Les chefs d'Etat et de gouvernement ont signer en décembre un nouveau traité européen. Rédigé en un mois et adopté quelques semaines après, ce traité n'a fait l'objet d'aucun débat public. Il a été négocié à huis clos entre les représentants des Etats et la Commission européenne. Le double non français et néerlandais au Traité constitutionnel européen (TCE) a tellement effrayé les classes dirigeantes européennes quelles ne veulent plus prendre le moindre risque. Tout est fait pour éviter que les peuples et les citoyens s'emparent de la question européenne et de l'avenir de l'Union. Rédigé en catimini, adopté sans débat, les citoyens sont écartés du processus de ratification qui se fera par voie parlementaire le 4 et 6 février prochains.

Inacceptable par sa méthode, ce traité l'est tout autant par son contenu, il transfère dans les traités actuels la quasi totalité du TCE. Statut et missions de la Banque centrale européenne (BCE) inchangés, services publics toujours soumis à la concurrence, libre-échange généralisé comme seul objectif de la politique commerciale, politique industrielle réduite à l'application du droit de la concurrence, libre circulation absolue des capitaux, concurrence fiscale maintenue, etc, tout y est.
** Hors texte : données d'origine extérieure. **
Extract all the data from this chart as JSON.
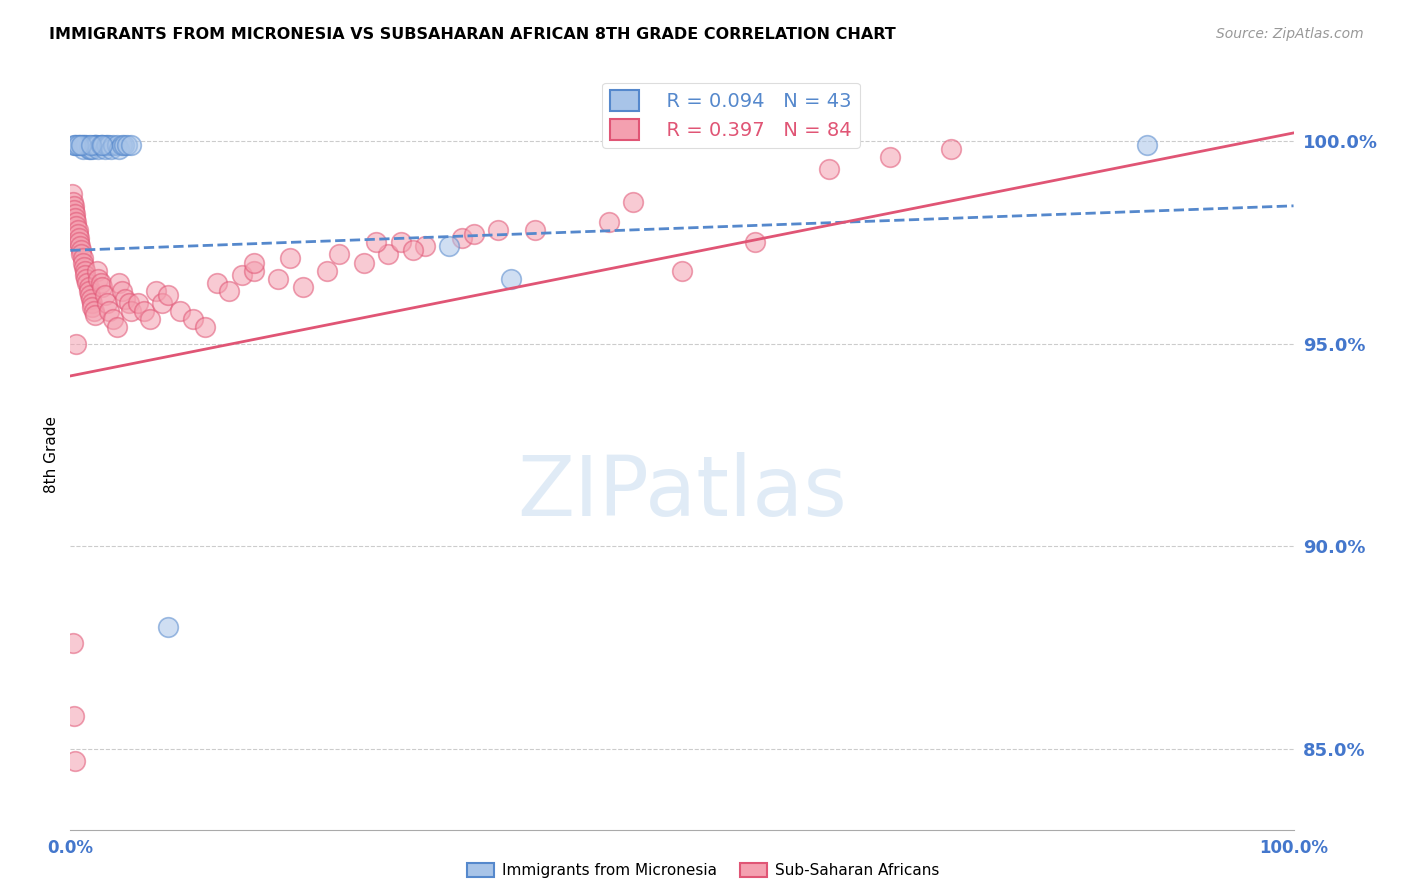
{
  "title": "IMMIGRANTS FROM MICRONESIA VS SUBSAHARAN AFRICAN 8TH GRADE CORRELATION CHART",
  "source": "Source: ZipAtlas.com",
  "ylabel": "8th Grade",
  "yticks": [
    0.85,
    0.9,
    0.95,
    1.0
  ],
  "ytick_labels": [
    "85.0%",
    "90.0%",
    "95.0%",
    "100.0%"
  ],
  "xlim": [
    0.0,
    1.0
  ],
  "ylim": [
    0.83,
    1.015
  ],
  "blue_R": 0.094,
  "blue_N": 43,
  "pink_R": 0.397,
  "pink_N": 84,
  "blue_fill": "#A8C4E8",
  "pink_fill": "#F4A0B0",
  "blue_edge": "#5588CC",
  "pink_edge": "#E05575",
  "axis_color": "#4477CC",
  "blue_scatter_x": [
    0.005,
    0.007,
    0.008,
    0.01,
    0.01,
    0.01,
    0.012,
    0.013,
    0.015,
    0.015,
    0.016,
    0.018,
    0.019,
    0.02,
    0.02,
    0.021,
    0.022,
    0.023,
    0.025,
    0.025,
    0.027,
    0.028,
    0.029,
    0.03,
    0.032,
    0.033,
    0.035,
    0.038,
    0.04,
    0.042,
    0.044,
    0.046,
    0.05,
    0.003,
    0.004,
    0.006,
    0.009,
    0.017,
    0.026,
    0.31,
    0.36,
    0.08,
    0.88
  ],
  "blue_scatter_y": [
    0.999,
    0.999,
    0.999,
    0.999,
    0.998,
    0.999,
    0.999,
    0.999,
    0.998,
    0.999,
    0.998,
    0.998,
    0.999,
    0.999,
    0.999,
    0.999,
    0.999,
    0.998,
    0.999,
    0.999,
    0.999,
    0.998,
    0.999,
    0.999,
    0.999,
    0.998,
    0.999,
    0.999,
    0.998,
    0.999,
    0.999,
    0.999,
    0.999,
    0.999,
    0.999,
    0.999,
    0.999,
    0.999,
    0.999,
    0.974,
    0.966,
    0.88,
    0.999
  ],
  "pink_scatter_x": [
    0.001,
    0.002,
    0.003,
    0.003,
    0.004,
    0.004,
    0.005,
    0.005,
    0.006,
    0.006,
    0.007,
    0.007,
    0.008,
    0.009,
    0.009,
    0.01,
    0.01,
    0.011,
    0.012,
    0.012,
    0.013,
    0.014,
    0.015,
    0.015,
    0.016,
    0.017,
    0.018,
    0.018,
    0.019,
    0.02,
    0.022,
    0.023,
    0.025,
    0.026,
    0.028,
    0.03,
    0.032,
    0.035,
    0.038,
    0.04,
    0.042,
    0.045,
    0.048,
    0.05,
    0.055,
    0.06,
    0.065,
    0.07,
    0.075,
    0.08,
    0.09,
    0.1,
    0.11,
    0.12,
    0.13,
    0.14,
    0.15,
    0.17,
    0.19,
    0.21,
    0.24,
    0.26,
    0.29,
    0.32,
    0.35,
    0.27,
    0.46,
    0.62,
    0.67,
    0.72,
    0.15,
    0.18,
    0.22,
    0.25,
    0.28,
    0.33,
    0.38,
    0.44,
    0.5,
    0.56,
    0.002,
    0.003,
    0.004,
    0.005
  ],
  "pink_scatter_y": [
    0.987,
    0.985,
    0.984,
    0.983,
    0.982,
    0.981,
    0.98,
    0.979,
    0.978,
    0.977,
    0.976,
    0.975,
    0.974,
    0.973,
    0.972,
    0.971,
    0.97,
    0.969,
    0.968,
    0.967,
    0.966,
    0.965,
    0.964,
    0.963,
    0.962,
    0.961,
    0.96,
    0.959,
    0.958,
    0.957,
    0.968,
    0.966,
    0.965,
    0.964,
    0.962,
    0.96,
    0.958,
    0.956,
    0.954,
    0.965,
    0.963,
    0.961,
    0.96,
    0.958,
    0.96,
    0.958,
    0.956,
    0.963,
    0.96,
    0.962,
    0.958,
    0.956,
    0.954,
    0.965,
    0.963,
    0.967,
    0.968,
    0.966,
    0.964,
    0.968,
    0.97,
    0.972,
    0.974,
    0.976,
    0.978,
    0.975,
    0.985,
    0.993,
    0.996,
    0.998,
    0.97,
    0.971,
    0.972,
    0.975,
    0.973,
    0.977,
    0.978,
    0.98,
    0.968,
    0.975,
    0.876,
    0.858,
    0.847,
    0.95
  ]
}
Ce traité est de bout en bout marqué par le néolibéralisme, tant par les principes qu'il promeut que dans les politiques qu'il prône. Le droit de la concurrence restera le droit organisateur de l'Union, et la Charte des droits fondamentaux dont le contenu est de faible portée, ne crée toujours pas de droit social européen susceptible de le rééquilibrer.
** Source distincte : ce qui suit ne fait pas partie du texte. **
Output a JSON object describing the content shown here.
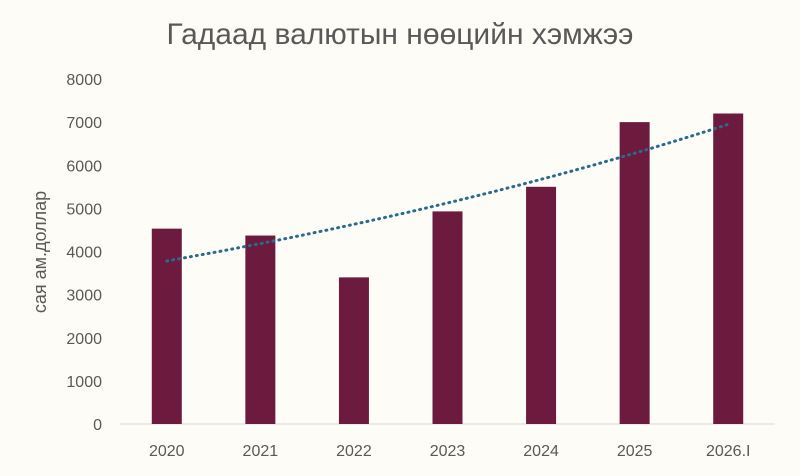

Concernant la défense, ce traité est belliciste et soumis à l’OTAN. Le militarisme est officiellement encouragé. C’est d’ailleurs le seul cas où le traité encourage des dépenses publiques. Les interventions militaires à l’étranger sont encouragées. Sont ainsi autorisés, de fait, toutes les aventures militaires..
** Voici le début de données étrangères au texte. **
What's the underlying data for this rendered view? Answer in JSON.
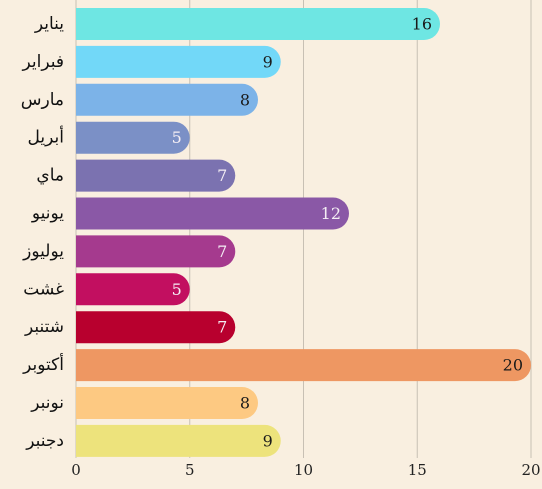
{
  "chart_data": {
    "type": "bar",
    "orientation": "horizontal",
    "categories": [
      "يناير",
      "فبراير",
      "مارس",
      "أبريل",
      "ماي",
      "يونيو",
      "يوليوز",
      "غشت",
      "شتنبر",
      "أكتوبر",
      "نونبر",
      "دجنبر"
    ],
    "values": [
      16,
      9,
      8,
      5,
      7,
      12,
      7,
      5,
      7,
      20,
      8,
      9
    ],
    "colors": [
      "#6ee6e3",
      "#72d8f8",
      "#7cb3e8",
      "#7b90c6",
      "#7b72b0",
      "#8a58a6",
      "#a53a8e",
      "#c20f60",
      "#b8002e",
      "#ee9762",
      "#fdc982",
      "#ede37c"
    ],
    "xlim": [
      0,
      20
    ],
    "xticks": [
      0,
      5,
      10,
      15,
      20
    ],
    "grid": true
  }
}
Ce traité n'est donc ni un traité « simplifié », ni un « mini-traité » réduit aux questions institutionnelles, contrairement aux promesses de Nicolas Sarkozy. Il s'agit d'un clone du TCE qui a été rejeté par les Français. Ce traité, qui reprend l'essentiel de celui-ci, ne saurait se dispenser d'un nouveau référendum. Cette exigence démocratique minimum doit être entendue.

L’Union Solidaires, les syndicats SUD, ont été parmi les premiers à dénoncer le à s’opposer au projet de traité constitutionnel européen.